Po załamaniu się negocjacji płacowych między Deutsche Bahn a związkiem zawodowym maszynistów GDL jego szef Claus Weselsky ogłosił w poniedziałek kolejny strajk. To już piąta akcja protestacyjna w wielomiesięcznym sporze płacowym. Związek zerwał ostatnią rundę negocjacji w czwartek po czterech tygodniach rozmów.

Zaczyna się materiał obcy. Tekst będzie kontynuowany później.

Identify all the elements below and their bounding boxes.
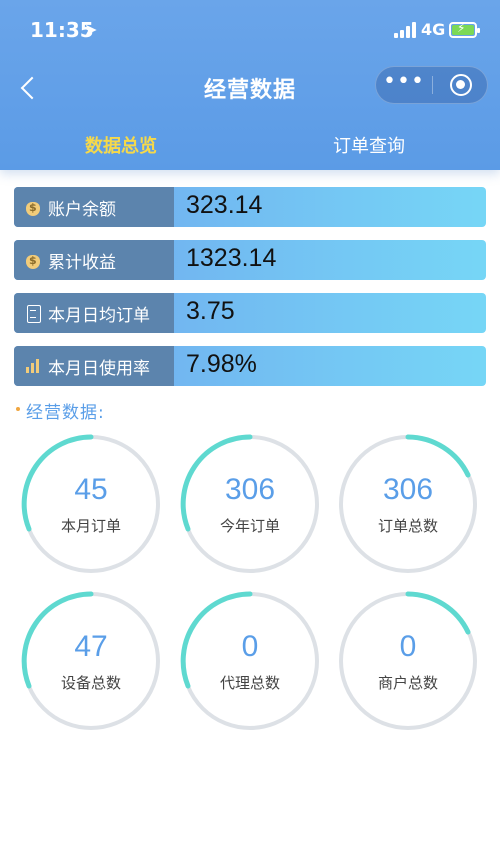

„Ten strajk potrwa łącznie 35 godzin. 35 godzin, aby wszyscy w kraju zdali sobie sprawę z tego, o co walczymy: a mianowicie o 35-godzinny tydzień pracy” – powiedział Weselsky. Szef GDL zapowiedział również „strajki falowe”, których GDL nie chce ogłaszać z 48-godzinnym wyprzedzeniem. Weselsky: „Ogłosimy strajki, kiedy uznamy to za konieczne. W tym momencie mówimy również: Tak, oznacza to, że kolej nie jest już niezawodnym środkiem transportu. I tak jest bardzo prawdopodobne, że tak zwany plan awaryjny nie będzie mógł zostać wdrożony”.
Punkt sporny: redukcja godzin pracy
GDL i Deutsche Bahn od miesięcy spierają się o nowy zbiorowy układ pracy. Punktem spornym jest żądanie związku dotyczące skrócenia tygodniowego czasu pracy z 38 do 35 godzin dla pracowników zmianowych bez strat finansowych.
GDL ogłosiła, że pierwsza faza negocjacji zakończyła się niepowodzeniem w listopadzie, a następnie wezwała do dwóch dłuższych strajków. Wcześniej odbyły się już dwa jednodniowe strajki ostrzegawcze.
Problem dla wielu podróżnych: Samolot nie będzie alternatywą
Związek zawodowy Verdi również wcześniej ogłosił akcję strajkową w Lufthansie: Po tym, jak zeszłotygodniowe strajki w sektorze cargo miały jedynie niewielki wpływ na ruch pasażerski, w poniedziałek związek poszedł o krok dalej i ogłosił najdłuższy jak dotąd strajk w sektorze pasażerskim.
W czwartek i piątek jak najwięcej lotów ma zostać ponownie uziemionych, aby zwiększyć presję na grupie Lufthansa. W sumie strajk ma potrwać od czwartku (4 rano) do soboty (do 7:10).